Step 2: Install Python Extension for VS Code

To begin working with Python development in VS Code, you need the Python extension. It may be installed through extensions directly in VS Code.

  • Open VS Code
  • You can navigate to the Extensions view, clicking on the Extensions icon, or using Ctrl + Shift + X.
  • Search for "Python" and install the official extension by Microsoft.

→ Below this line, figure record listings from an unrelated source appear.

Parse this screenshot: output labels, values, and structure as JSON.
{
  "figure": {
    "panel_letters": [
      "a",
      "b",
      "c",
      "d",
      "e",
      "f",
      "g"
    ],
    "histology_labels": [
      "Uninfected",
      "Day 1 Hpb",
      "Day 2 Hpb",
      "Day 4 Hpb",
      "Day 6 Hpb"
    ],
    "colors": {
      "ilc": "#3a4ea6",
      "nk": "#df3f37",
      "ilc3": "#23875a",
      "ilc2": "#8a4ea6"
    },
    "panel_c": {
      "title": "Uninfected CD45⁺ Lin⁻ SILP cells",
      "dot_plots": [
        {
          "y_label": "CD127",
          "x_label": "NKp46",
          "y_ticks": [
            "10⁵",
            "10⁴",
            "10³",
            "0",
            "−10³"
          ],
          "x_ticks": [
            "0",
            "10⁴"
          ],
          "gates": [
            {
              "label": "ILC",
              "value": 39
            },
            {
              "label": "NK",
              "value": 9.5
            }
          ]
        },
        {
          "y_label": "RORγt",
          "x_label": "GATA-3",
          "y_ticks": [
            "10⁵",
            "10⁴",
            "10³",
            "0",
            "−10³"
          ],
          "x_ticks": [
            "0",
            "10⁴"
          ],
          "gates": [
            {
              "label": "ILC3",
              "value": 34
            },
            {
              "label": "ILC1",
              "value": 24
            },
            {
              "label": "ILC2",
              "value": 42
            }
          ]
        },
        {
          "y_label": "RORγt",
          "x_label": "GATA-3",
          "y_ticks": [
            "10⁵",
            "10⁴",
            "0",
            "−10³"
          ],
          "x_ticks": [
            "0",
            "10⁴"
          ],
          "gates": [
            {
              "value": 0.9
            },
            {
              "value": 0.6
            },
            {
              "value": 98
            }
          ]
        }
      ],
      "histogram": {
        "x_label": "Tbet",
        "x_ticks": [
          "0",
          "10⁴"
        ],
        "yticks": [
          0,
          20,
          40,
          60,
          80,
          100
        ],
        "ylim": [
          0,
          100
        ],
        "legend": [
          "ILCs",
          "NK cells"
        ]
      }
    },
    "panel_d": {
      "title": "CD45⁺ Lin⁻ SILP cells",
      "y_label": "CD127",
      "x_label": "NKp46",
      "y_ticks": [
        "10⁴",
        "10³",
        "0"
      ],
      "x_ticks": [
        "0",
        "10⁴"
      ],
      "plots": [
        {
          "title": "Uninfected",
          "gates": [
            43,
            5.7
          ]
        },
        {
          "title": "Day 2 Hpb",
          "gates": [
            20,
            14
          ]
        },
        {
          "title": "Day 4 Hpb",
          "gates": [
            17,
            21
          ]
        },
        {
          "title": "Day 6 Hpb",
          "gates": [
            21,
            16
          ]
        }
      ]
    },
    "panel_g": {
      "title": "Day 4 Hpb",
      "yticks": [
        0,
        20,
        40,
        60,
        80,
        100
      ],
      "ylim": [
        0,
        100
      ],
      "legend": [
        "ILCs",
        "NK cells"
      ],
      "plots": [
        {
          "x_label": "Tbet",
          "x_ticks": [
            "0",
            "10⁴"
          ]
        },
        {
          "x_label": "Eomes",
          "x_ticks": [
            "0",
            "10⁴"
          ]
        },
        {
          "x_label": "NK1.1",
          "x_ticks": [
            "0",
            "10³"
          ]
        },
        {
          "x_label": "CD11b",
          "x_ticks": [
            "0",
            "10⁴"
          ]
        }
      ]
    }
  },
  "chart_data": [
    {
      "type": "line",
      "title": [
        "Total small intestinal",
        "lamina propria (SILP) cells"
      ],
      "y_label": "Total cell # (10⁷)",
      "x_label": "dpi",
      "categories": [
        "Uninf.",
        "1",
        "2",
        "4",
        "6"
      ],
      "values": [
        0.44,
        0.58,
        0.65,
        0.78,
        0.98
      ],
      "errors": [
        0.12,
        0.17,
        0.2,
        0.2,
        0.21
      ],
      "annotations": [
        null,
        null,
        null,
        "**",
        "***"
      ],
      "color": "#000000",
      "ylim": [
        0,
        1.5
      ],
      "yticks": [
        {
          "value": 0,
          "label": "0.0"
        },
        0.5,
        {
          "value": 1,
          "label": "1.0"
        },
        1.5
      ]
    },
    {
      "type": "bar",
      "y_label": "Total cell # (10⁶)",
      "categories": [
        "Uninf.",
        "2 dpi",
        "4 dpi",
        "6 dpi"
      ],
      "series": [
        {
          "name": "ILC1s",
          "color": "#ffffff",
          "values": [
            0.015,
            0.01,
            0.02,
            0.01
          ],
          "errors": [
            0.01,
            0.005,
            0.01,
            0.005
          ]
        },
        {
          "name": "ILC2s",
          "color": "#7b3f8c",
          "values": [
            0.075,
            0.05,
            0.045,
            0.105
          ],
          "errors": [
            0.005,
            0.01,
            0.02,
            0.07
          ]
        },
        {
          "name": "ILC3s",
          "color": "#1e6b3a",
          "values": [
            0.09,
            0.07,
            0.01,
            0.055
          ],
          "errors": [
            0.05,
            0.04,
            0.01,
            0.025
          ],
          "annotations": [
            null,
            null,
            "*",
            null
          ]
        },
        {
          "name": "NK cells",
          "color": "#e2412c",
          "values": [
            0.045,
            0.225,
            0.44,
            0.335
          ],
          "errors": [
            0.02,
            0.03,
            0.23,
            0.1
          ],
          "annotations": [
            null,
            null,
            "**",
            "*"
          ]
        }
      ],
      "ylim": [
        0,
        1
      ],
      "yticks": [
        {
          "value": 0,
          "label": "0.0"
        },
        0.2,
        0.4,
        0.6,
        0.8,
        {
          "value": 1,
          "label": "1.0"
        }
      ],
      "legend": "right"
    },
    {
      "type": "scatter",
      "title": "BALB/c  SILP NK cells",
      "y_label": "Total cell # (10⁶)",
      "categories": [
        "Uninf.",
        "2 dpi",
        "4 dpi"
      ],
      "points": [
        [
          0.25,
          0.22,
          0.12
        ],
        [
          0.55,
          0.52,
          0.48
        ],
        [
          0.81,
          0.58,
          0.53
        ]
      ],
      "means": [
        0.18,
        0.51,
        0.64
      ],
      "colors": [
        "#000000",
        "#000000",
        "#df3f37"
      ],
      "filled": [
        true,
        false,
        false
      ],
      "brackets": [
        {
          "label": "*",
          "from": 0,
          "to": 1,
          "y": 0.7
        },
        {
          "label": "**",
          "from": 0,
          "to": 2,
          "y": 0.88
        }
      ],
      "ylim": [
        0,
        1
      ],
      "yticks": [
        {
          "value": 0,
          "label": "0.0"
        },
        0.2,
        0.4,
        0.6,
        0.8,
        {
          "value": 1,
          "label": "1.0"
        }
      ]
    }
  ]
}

Step 3: Configure Python Interpreter

We set up the Python interpreter to make use of this virtual environment that we created earlier by doing exactly this −

  • Ctrl+Shift+P − opens command palette
  • Python − Select Interpreter and select the available interpreter in the virtual environment; we're selecting the one located in Llama_env

Step 4: Create a Python File

Now that you have chosen your interpreter, you can create a new Python file and save it under any name you wish (for example, Llamam_test.py). Here is how you can load and run a text generation model with Llama −

from transformers import pipeline
generator = pipeline('text-generation', model='EleutherAI/gpt-neo-125M')
# Text generation
output = generator("Llama is a large language model", max_length=50, num_return_sequences=1)
print(output)

In the output, you will see how the Python environment is configured, the code is written within the integrated development environment, and the output is shown in the terminal.

Output

[{'generated_text': 'Llama is a large language model, and it is a language
model that is used to describe the language of the world. The language 
model is a language model that is used to describe the language of 
the world. The language model is a language'}]

Step 5: Running the Code

How to run the code?

  • Right-click on the Python file and run Python File in Terminal.
  • By default, it will display output automatically in the integrated terminal.

Step 6: Debugging in VS Code

Besides great support for debugging, VS Code gives you excellent debugging support. You can create breakpoints by clicking to the left of the code line number and start debugging with F5. This will help you step through your code and inspect variables.